If $f \in C[a,b]$ has $\int_{a}^{b}f(x)x^{n}dx=0$ for all $n\in \mathbb{N}$, then $f=0$.

Use the fact that polynomials are dense in $C[a,b]$ with the supremum norm (see the Stone–Weierstrass theorem).

Due to the linearity of integration, your assumption implies that

$$\int_a^b f(x)P(x) \mathrm{d}x = 0 \hspace{10px}(\star)$$

for any polynomial $P(x)$.

By the Stone-Weierstrass theorem, you can find a sequence of polynomials $\{P_n\}_{n=1}^{\infty}$ such that $\lim_{n\to\infty}P_n(x) = f(x)$ uniformly. Since the convergence is uniform, we can exchange limit and integration operators. Therefore, we have

$$\lim_{n\to\infty}\underbrace{\int_a^b f(x)P_n(x)\mathrm{d}x}_{\text{this is zero by }(\star)} = \int_a^bf(x)\lim_{n\to\infty}P_n(x)\mathrm{d}x= \int_a^b f(x)^2 \mathrm{d}x = 0$$

Since $f^2(x) \geq 0$, we conclude that $f=0$ on $[a,b]$.

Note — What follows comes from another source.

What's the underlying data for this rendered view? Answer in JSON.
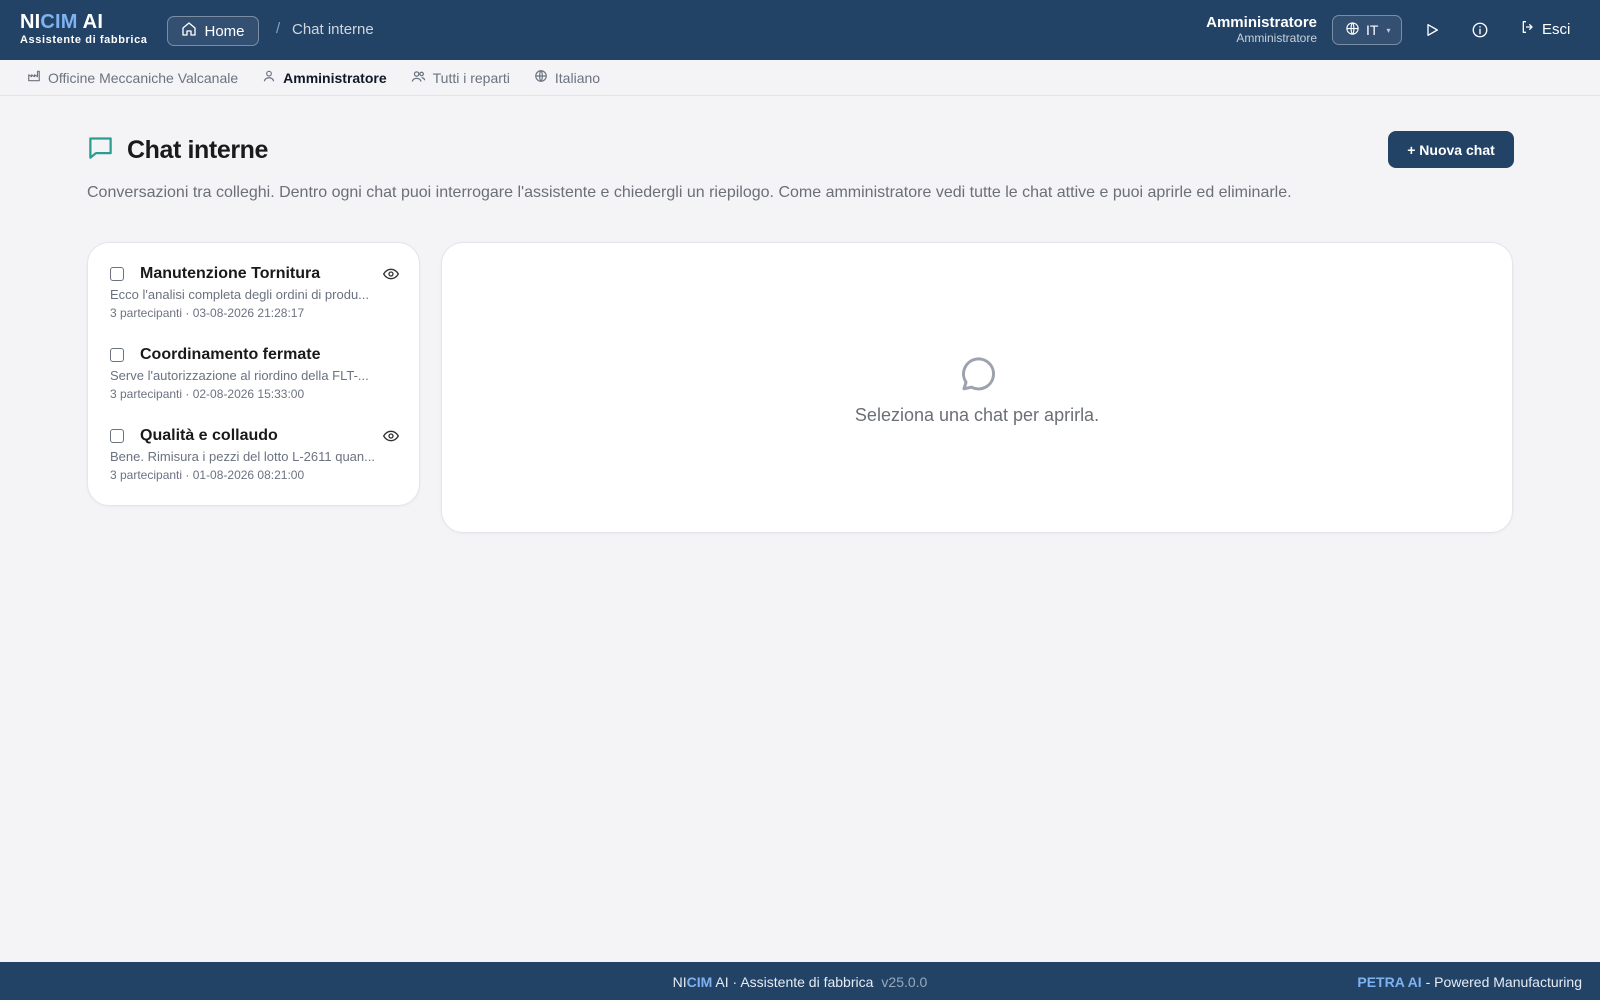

Based on the context set in the text of the question, I assume we can take

$0 \in \Bbb N; \tag 1$

I also take it that

$a \le b. \tag 2$

We have the following

Lemma: Suppose

$g_n \in C[a, b] \tag 3$

is a sequence such that

$g_n \to f \; \text{as} \; n \to \infty \tag 4$

then

$\displaystyle \lim_{n \to \infty} \int_a^b fg_n \; dx = \int_a^b f^2 \; dx. \tag 5$

Proof of Lemma:

Observe that

$\displaystyle \int_a^b f^2 \; dx - \int_a^b f g_n \; dx = \int_a^b (f^2 - fg_n) \; dx = \int_a^b f(f - g_n) \; dx; \tag 7$

thus

$\left \vert \displaystyle \int_a^b f^2 \; dx - \int_a^b f g_n \; dx \right \vert = \left \vert \displaystyle \int_a^b f(f - g_n) \; dx \right \vert$ $\le \displaystyle \int_a^b \vert f (f - g_n) \vert \; dx = \displaystyle \int_a^b \vert f \vert \vert f - g_n \vert \; dx \le \int_a^b \vert f \vert \Vert f - g_n \Vert \; dx = \Vert f - g_n \Vert \int_a^b \vert f \vert \; dx; \tag 8$

passing to the limit,

$\lim_{n \to \infty} \left \vert \displaystyle \int_a^b f^2 \; dx - \int_a^b f g_n \; dx \right \vert \le \lim_{n \to \infty} \Vert f - g_n \Vert \displaystyle \int_a^b \vert f \vert \; dx = 0; \tag 9$

thus (5) binds. End: Proof of Lemma.

With this lemma in hand we proceed with the observation that the function

$x:[a, b] \to \Bbb R \tag{10}$

separates points in $[a, b]$; that is, for any

$c_1, c_2 \in [a, b], \; c_1 \ne c_2, \tag{11}$

we have

$x(c_1) = c_1 \ne c_2 = x(c_2); \tag{12}$

it then follows from the Stone-Weierstrass theoremthat the sub-algebra of $C[a, b]$ generated by $x$ and the constant functions is dense; since this sub-algebra is the set of real polynomials in $x$, it follows that there exists a sequence of polynomials $p_n(x)$ such that

$p_n(x) \to f(x) \; \text{in} \; C[a, b]; \tag{13}$

that is,

$\displaystyle \lim_{n \to \infty} \Vert p_n(x) - f(x) \Vert = 0, \tag{14}$

and from the hypothesis that

$\displaystyle \int_a^b x^m f(x) \; dx = 0, \; \forall m \in \Bbb N, \tag{15}$

the linearity of the integral allows us to conclude that

$\displaystyle \int_a^b p_n(x) f(x) \; dx = 0, \forall n \in \Bbb N; \tag{16}$

now applying the lemma we find

$\left \vert \displaystyle \int_a^b f^2(x) \; dx \right \vert = \lim_{n \to \infty} \left \vert \displaystyle \int_a^b f^2 \; dx - \underbrace{\int_a^b p_n f \; dx}_{0} \right \vert \le \lim_{n \to \infty} \Vert f - p_n \Vert \displaystyle \int_a^b \vert f \vert \; dx = 0, \tag{17}$

which forces

$\displaystyle \int_a^b f^2(x) \; dx = 0; \tag{18}$

now since $f^2(x)$ is a non-negative continuous function it follows that

$f(x) = 0, \forall x \in [a, b]. \tag{19}$

$OE\Delta$.